La Literatura ecuatoriana nos deja mucho de qué hablar, mucho en que pensar y discutir al respecto. Por ejemplo de dónde provino, como apareció y como llegó a ser tal y cual es actualmente.Adentrándonos al tema, la literatura ecuatoriana tuvo en sí influencia europea sin lugar a duda desde la colonización de nuestras tierras. Ya que no se ha encontrado escrito alguno sino hasta después de la llegada de los españoles. En la época de la colonia es donde aparecen existentes varios escritos en quichua de nuestros indígenas, entre ellas y una de las más famosas y atribuida a Jacinto Collahuazo es la titulada Elegía a la muerte de Atahualpa.

El poema trata sobre la situación de Atahualpa ante la llegada de los españoles y lo que se anticipa, y la ambición que tienen los recién llegados por el oro. El poema trata de reflejar la situación que se suscitó entre el Imperio Inca y los colonizadores.

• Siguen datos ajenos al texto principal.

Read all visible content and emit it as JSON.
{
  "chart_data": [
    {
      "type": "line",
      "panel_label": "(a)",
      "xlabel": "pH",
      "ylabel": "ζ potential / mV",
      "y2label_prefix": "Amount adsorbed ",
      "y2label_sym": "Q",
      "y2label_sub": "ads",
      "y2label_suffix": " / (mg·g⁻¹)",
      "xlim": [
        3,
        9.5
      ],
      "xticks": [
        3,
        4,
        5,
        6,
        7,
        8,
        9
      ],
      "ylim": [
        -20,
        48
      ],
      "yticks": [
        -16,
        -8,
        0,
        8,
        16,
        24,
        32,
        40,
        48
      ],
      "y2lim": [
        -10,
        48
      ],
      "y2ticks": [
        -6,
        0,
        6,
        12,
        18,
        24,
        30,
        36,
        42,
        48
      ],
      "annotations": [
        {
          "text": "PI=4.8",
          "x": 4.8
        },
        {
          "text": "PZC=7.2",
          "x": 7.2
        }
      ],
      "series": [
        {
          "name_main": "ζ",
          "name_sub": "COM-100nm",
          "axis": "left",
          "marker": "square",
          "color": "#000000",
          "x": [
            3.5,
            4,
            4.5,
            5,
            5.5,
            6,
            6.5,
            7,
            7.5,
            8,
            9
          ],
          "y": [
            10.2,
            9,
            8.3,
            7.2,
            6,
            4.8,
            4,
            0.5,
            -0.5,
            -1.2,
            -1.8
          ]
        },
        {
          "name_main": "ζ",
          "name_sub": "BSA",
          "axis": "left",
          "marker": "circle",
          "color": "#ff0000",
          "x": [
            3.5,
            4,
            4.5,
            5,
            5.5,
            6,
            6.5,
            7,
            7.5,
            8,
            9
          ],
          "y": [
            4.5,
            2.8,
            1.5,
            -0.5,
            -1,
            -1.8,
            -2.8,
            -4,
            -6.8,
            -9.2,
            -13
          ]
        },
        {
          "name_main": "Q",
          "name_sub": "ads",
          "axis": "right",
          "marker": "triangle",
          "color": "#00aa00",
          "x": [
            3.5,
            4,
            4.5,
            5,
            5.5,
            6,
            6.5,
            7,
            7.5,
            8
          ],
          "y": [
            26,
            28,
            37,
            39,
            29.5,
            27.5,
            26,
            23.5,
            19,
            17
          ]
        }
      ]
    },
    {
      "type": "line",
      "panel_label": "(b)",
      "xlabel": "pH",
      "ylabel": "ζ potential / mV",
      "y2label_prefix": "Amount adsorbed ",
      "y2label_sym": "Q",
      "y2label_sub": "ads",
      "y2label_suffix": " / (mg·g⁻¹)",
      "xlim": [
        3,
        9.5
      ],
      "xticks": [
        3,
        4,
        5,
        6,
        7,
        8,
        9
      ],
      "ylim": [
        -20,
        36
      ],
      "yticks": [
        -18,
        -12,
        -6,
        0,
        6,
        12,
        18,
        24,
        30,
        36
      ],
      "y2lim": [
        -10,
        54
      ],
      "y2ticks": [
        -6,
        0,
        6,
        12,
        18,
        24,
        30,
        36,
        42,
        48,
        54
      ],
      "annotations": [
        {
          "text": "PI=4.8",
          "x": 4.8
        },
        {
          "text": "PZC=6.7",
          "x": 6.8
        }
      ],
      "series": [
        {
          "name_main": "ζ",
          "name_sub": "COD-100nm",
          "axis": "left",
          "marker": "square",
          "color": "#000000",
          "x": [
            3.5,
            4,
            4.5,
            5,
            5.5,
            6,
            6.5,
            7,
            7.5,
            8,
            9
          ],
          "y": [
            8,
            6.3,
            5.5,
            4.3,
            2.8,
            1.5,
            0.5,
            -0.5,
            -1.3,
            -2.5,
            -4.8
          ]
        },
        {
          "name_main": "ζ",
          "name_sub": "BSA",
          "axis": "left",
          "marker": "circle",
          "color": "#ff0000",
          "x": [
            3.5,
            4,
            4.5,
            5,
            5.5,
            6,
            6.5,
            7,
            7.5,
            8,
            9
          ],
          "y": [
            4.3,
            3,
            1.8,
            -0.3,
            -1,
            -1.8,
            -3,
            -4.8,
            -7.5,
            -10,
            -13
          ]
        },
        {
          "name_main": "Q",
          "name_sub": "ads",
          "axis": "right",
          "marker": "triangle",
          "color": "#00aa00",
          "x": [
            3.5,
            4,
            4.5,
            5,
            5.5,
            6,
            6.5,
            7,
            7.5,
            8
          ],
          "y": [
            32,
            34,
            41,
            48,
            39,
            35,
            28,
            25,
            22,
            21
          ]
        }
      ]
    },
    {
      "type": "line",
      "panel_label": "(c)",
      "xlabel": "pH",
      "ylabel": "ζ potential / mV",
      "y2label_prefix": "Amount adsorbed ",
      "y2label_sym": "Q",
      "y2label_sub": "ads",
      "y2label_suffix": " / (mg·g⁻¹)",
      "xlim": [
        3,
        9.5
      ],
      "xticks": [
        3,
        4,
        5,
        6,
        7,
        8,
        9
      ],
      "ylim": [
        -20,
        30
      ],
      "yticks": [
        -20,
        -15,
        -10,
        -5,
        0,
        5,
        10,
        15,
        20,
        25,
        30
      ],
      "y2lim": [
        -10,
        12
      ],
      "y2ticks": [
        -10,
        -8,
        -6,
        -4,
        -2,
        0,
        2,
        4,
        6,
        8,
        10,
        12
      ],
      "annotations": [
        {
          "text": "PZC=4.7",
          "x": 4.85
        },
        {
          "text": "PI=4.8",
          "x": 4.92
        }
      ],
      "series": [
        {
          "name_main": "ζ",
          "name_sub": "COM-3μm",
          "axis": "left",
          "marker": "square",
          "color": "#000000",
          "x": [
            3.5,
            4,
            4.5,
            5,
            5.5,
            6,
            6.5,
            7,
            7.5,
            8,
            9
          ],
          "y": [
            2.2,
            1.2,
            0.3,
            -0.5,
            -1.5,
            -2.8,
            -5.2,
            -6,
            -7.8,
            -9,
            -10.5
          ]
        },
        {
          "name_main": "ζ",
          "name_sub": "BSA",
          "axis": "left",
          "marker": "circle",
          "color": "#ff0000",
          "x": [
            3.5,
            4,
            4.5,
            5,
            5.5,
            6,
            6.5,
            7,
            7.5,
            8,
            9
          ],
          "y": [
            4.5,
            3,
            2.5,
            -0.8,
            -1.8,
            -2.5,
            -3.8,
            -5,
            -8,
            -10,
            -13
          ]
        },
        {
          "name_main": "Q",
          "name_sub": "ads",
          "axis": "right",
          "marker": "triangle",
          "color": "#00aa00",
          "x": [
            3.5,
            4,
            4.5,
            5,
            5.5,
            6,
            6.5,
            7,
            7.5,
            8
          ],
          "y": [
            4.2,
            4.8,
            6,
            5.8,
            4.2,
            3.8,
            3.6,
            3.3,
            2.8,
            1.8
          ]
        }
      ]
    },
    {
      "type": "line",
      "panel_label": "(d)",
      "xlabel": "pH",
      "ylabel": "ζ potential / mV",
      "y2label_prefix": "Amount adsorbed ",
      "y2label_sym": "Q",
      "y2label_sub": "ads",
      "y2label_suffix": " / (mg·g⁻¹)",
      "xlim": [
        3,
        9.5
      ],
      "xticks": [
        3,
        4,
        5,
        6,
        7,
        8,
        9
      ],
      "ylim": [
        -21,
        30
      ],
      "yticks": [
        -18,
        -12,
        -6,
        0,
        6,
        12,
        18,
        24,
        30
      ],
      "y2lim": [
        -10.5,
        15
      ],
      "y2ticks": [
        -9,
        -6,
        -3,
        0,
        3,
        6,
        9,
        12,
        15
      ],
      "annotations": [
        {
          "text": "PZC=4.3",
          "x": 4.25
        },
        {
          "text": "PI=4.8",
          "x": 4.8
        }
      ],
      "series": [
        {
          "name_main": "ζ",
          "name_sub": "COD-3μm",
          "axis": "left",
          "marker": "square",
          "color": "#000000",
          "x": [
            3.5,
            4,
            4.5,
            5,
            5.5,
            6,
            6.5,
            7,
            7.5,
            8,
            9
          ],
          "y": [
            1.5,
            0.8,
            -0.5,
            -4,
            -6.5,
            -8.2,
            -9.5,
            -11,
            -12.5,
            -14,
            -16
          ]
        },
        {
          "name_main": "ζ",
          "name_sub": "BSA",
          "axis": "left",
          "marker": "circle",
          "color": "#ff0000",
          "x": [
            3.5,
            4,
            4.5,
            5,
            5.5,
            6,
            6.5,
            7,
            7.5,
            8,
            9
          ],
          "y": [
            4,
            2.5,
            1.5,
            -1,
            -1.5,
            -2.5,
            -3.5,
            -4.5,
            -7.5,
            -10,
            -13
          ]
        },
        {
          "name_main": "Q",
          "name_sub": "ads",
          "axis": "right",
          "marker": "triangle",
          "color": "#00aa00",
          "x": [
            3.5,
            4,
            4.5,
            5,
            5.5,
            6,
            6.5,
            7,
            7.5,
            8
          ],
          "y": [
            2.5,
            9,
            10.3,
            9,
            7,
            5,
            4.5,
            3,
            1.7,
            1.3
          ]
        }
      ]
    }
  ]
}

Por ejemplo, en la traducción Luis Cordero:

«Como nieblas vi los blancos;

en muchedumbre llegar,

y oro y más oro queriendo,

se aumentaban más y más.»

Una característica común a toda la literatura ecuatoriana es su naturaleza básicamente costumbrista y, por lo general, unida casi exclusivamente a los sucesos y las costumbres más propiamente locales. En la época colonial, la literatura ecuatoriana mostró una tendencia hacia la temática religiosa y los personajes de La nobleza

CARACTERÍSTICAS DE LA POESÍA ECUATORIANA


La literatura ecuatoriana se caracteriza, en rasgos generales, por su tinte costumbrista y por encontrarse ligada a los sucesos nacionales. Las narraciones suelen girar en torno a la vida y las problemáticas del pueblo o de minorías.
También cuenta con una buena cantidad de poetas con trabajos de calidad. Sin embargo, no son pocos los que afirman que la poesía ecuatoriana no es muy reconocida fuera de sus fronteras,ante la falta de difusión y por la escasez de antologías en estos días.
De igual manera se ha caracterizado por ser esencialmente costumbrista y porque tiene mucho que ver con los sucesos exclusivamente nacionales, con narraciones que permiten darse una
idea de cómo es y se desenvuelve la vida del ciudadano común y corriente. El origen de la literatura ecuatoriana se remonta a las narraciones ancestrales que pasaron de generación en generación; estas primeras historias trataron temas fantásticos, mitológicos y legendarios.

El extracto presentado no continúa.